I had the opportunity to talk with Murray during the break.  When I told him that I (and others) are successfully keeping docile feral bees treatment free, he was not surprised.  He commented that the Africanized bees in this area are cross breeding with the European bees kept by commercial beekeepers, leading to less defensive "Africanized" bees. 

I mentioned my theory that when feral bees set up a hive in an urban area, they have to be less defensive because if they attack people walking by, the hive is fairly quickly exterminated.  He agreed and said it was his theory, also - that defensive behavior is not a survival trait in southern California and, over time, evolution will likely remove that trait from Africanized bees in this area.

His bees are wild mated and he talked about the need in a commercial queen raising operation to also raise drones.  A virgin queen will mate with up to twenty drones and the drone is killed in the mating.  So when you're producing thousands of queens, you need a LOT of drones.  So in addition to raising queens, Wildflower Meadows also raises drones.  They purchase drone comb from Mann Lake and put two frames of that in each hive to encourage the production of drones.

Since his queens are wild mated, it's possible that a queen can mate with a drone from a highly defensive Africanized hive and the worker bees produced by that queen can bee excessively defensive.  If a beekeeper reports that a hive with a Wildflower Meadows queen is excessively hot, Wildflower Meadows will replace the queen, no questions asked.

While talking about feral bees, I mentioned that I'd prefer to obtain feral bees from a cutout where the bees had been hived for a couple of years.  If they can survive in the wild for several years, the hive is likely VSH (note that Africanized bees are VSH).  He agreed and commented that a late swarm (maybe October) could likely be a non-VSH hive that absconded their previous hive because of varroa mites.  If you capture that swarm and hive them, they are not going to survive because they will be overwhelmed by varroa again.  You'll likely find an empty hive one day as they abscond again.

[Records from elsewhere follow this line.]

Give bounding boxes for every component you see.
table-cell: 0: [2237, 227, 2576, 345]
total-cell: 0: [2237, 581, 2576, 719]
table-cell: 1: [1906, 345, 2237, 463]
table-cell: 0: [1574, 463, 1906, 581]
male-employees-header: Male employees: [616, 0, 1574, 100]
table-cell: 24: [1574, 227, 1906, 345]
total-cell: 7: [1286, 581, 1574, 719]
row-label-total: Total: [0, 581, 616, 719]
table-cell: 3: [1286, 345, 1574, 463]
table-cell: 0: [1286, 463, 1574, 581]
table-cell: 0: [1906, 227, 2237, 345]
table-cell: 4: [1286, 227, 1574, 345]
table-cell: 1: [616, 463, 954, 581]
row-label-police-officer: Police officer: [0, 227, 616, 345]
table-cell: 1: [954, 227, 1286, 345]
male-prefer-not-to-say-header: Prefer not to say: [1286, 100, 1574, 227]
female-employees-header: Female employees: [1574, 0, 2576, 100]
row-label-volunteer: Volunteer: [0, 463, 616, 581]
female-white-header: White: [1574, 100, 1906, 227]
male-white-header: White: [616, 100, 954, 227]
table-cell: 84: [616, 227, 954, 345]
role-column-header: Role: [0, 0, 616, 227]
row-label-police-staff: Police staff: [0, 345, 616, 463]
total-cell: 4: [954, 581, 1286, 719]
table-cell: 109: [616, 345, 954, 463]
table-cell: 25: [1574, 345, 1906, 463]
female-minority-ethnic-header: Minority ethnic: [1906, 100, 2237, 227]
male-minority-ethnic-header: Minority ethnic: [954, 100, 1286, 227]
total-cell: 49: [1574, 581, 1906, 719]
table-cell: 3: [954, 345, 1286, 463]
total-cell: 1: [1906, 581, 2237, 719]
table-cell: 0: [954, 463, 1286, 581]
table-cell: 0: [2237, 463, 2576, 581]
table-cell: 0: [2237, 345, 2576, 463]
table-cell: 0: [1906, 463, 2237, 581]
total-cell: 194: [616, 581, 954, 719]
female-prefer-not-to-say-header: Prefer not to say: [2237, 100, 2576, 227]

Just an aside for the reader, I've found some well established and strong hives in cable TV boxes (in the ground).  Around here, the boxes are set in the ground with the top level with the surrounding land.  There's a hole in one end of the top for the cable TV person to lift the top.  The bees use that hole as an entrance.  If there is foliage covering some of the box, all the better for the bees - it provides shade and concealment for the bees.   Cable TV is well established and the company people seem to not need access to the boxes very often (interval of years) so the bees can get very established in those boxes, with lots of comb.  When doing a cutout, it can be difficult to remove all the comb because they often make it with wires running through the comb - so you have to cut the comb to get it out.